Cheltenham Unplugged

I went to the Acoustic Guitar Show in Cheltenham last Sunday. Now this is nothing exactly abnormal for me because, as you can probably imagine, I go to a lot of guitar shows; but this time I was a man on a mission. I'm in the market for a new acoustic guitar, you see…
Let's face it, the acoustic guitar market can be split into two distinct houses: factory made and hand made - although arguably there are subdivisions like companies whose main output is factory made but who have a hand made division or custom shop.
What's the difference? Factory made instruments tend to be cut out by a machine using some sort of computer guidance and then the various bits are assembled by a largely automated and consequently indifferent process. The woods involved are rarely top notch, either, even if they sound like they are in the brochure. If you're thinking that wood is wood, think again - there are many different grades of tonewood and it's often the norm for the cream of the crop to go to the hand builders. So it's a conveyor-belt nativity for a factory made acoustic, but seeing as this is how a lot of cars are made, it's not necessarily a bad thing overall. I've played some very satisfactory guitars that have been made in this fashion, for instance.

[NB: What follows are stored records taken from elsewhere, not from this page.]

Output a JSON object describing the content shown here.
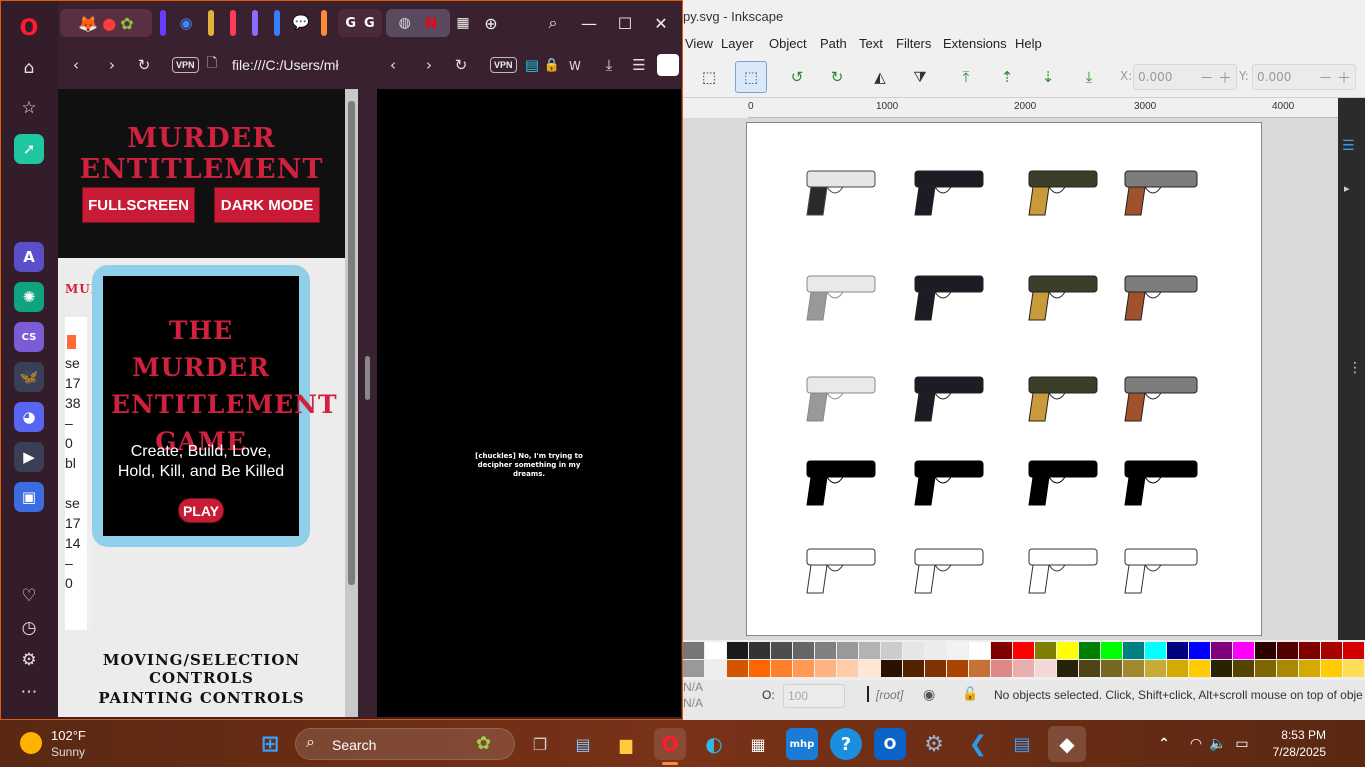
{
  "opera": {
    "sidebar": [
      {
        "name": "opera-logo-icon"
      },
      {
        "name": "home-icon"
      },
      {
        "name": "bookmarks-icon"
      },
      {
        "name": "aria-icon"
      },
      {
        "name": "aria-ai-icon"
      },
      {
        "name": "chatgpt-icon"
      },
      {
        "name": "cs-icon"
      },
      {
        "name": "bluesky-icon"
      },
      {
        "name": "discord-icon"
      },
      {
        "name": "player-icon"
      },
      {
        "name": "wallet-icon"
      }
    ],
    "left_url": "file:///C:/Users/mł",
    "vpn": "VPN",
    "right_toolbar_w": "W"
  },
  "game": {
    "title": "Murder Entitlement",
    "fullscreen": "FULLSCREEN",
    "darkmode": "DARK MODE",
    "side_label": "MURD",
    "side_lines": [
      "se",
      "17",
      "38",
      "–",
      "0",
      "bl",
      "se",
      "17",
      "14",
      "–",
      "0"
    ],
    "modal_title": "The Murder Entitlement Game",
    "modal_subtitle": "Create, Build, Love, Hold, Kill, and Be Killed",
    "play": "PLAY",
    "section1": "Moving/Selection Controls",
    "section2": "Painting Controls"
  },
  "video": {
    "caption": "[chuckles] No, I'm trying to decipher something in my dreams."
  },
  "inkscape": {
    "title": "py.svg - Inkscape",
    "menu": [
      "View",
      "Layer",
      "Object",
      "Path",
      "Text",
      "Filters",
      "Extensions",
      "Help"
    ],
    "x_label": "X:",
    "x_value": "0.000",
    "y_label": "Y:",
    "y_value": "0.000",
    "ruler": [
      "0",
      "1000",
      "2000",
      "3000",
      "4000"
    ],
    "status_na": "N/A",
    "opacity_label": "O:",
    "opacity_value": "100",
    "layer": "[root]",
    "status": "No objects selected. Click, Shift+click, Alt+scroll mouse on top of obje",
    "palette_row1": [
      "#777777",
      "#ffffff",
      "#1a1a1a",
      "#333333",
      "#4d4d4d",
      "#666666",
      "#808080",
      "#999999",
      "#b3b3b3",
      "#cccccc",
      "#e6e6e6",
      "#ececec",
      "#f2f2f2",
      "#ffffff",
      "#800000",
      "#ff0000",
      "#808000",
      "#ffff00",
      "#008000",
      "#00ff00",
      "#008080",
      "#00ffff",
      "#000080",
      "#0000ff",
      "#800080",
      "#ff00ff",
      "#2b0000",
      "#550000",
      "#800000",
      "#aa0000",
      "#d40000",
      "#ff0000"
    ],
    "palette_row2": [
      "#999999",
      "#eeeeee",
      "#d45500",
      "#ff6600",
      "#ff7f2a",
      "#ff9955",
      "#ffb380",
      "#ffccaa",
      "#ffe6d5",
      "#2b1100",
      "#552200",
      "#803300",
      "#aa4400",
      "#c87137",
      "#de8787",
      "#e9afaf",
      "#f4d7d7",
      "#28220b",
      "#504416",
      "#786721",
      "#a0892c",
      "#c8ab37",
      "#d4aa00",
      "#ffcc00",
      "#2b2200",
      "#554400",
      "#806600",
      "#aa8800",
      "#d4aa00",
      "#ffcc00",
      "#ffdd55",
      "#ffe680"
    ]
  },
  "taskbar": {
    "weather_temp": "102°F",
    "weather_desc": "Sunny",
    "search": "Search",
    "time": "8:53 PM",
    "date": "7/28/2025"
  }
}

Hand making is altogether a different ball game, though. Here, an instrument is totally bespoke - the wood is of the highest grade and very carefully chosen, cut to size by hand, glued, braced and essentially crafted into existence with love, skill and care by a master luthier.
The difference in tone between these two manufacturing disciplines can be quite pronounced, too, hand made instruments often being louder and sweeter. Naturally, they have a price tag to match - you could bring home an acoustic in a box for under £100 if you shopped around a bit, but a custom build is going to set you back more like £2500 - and that would be the no frills option! Once you begin talking exotic or rare woods, the price starts going up even further.
At the show in Cheltenham I met up with some old friends and waved and smiled at a lot more, too. I spent a brief few seconds saying 'Hi' to Gordon Giltrap, passed the time of day with luthier Patrick Eggle (who I've known for years) but the lion's share of my day was spent talking body woods and tone with Roger Bucknall from Fylde guitars. Roger makes some excellent instruments and I've just ordered one - I'll give you the details when the build has begun, but it should be ready early in the new year, just in time for me to begin recording a new album. 
Of course, I tell everyone that getting a new guitar is pretty meaningless for me these days because, after all, they're just tools aren't they? But I have to say that I'm really excited about this one!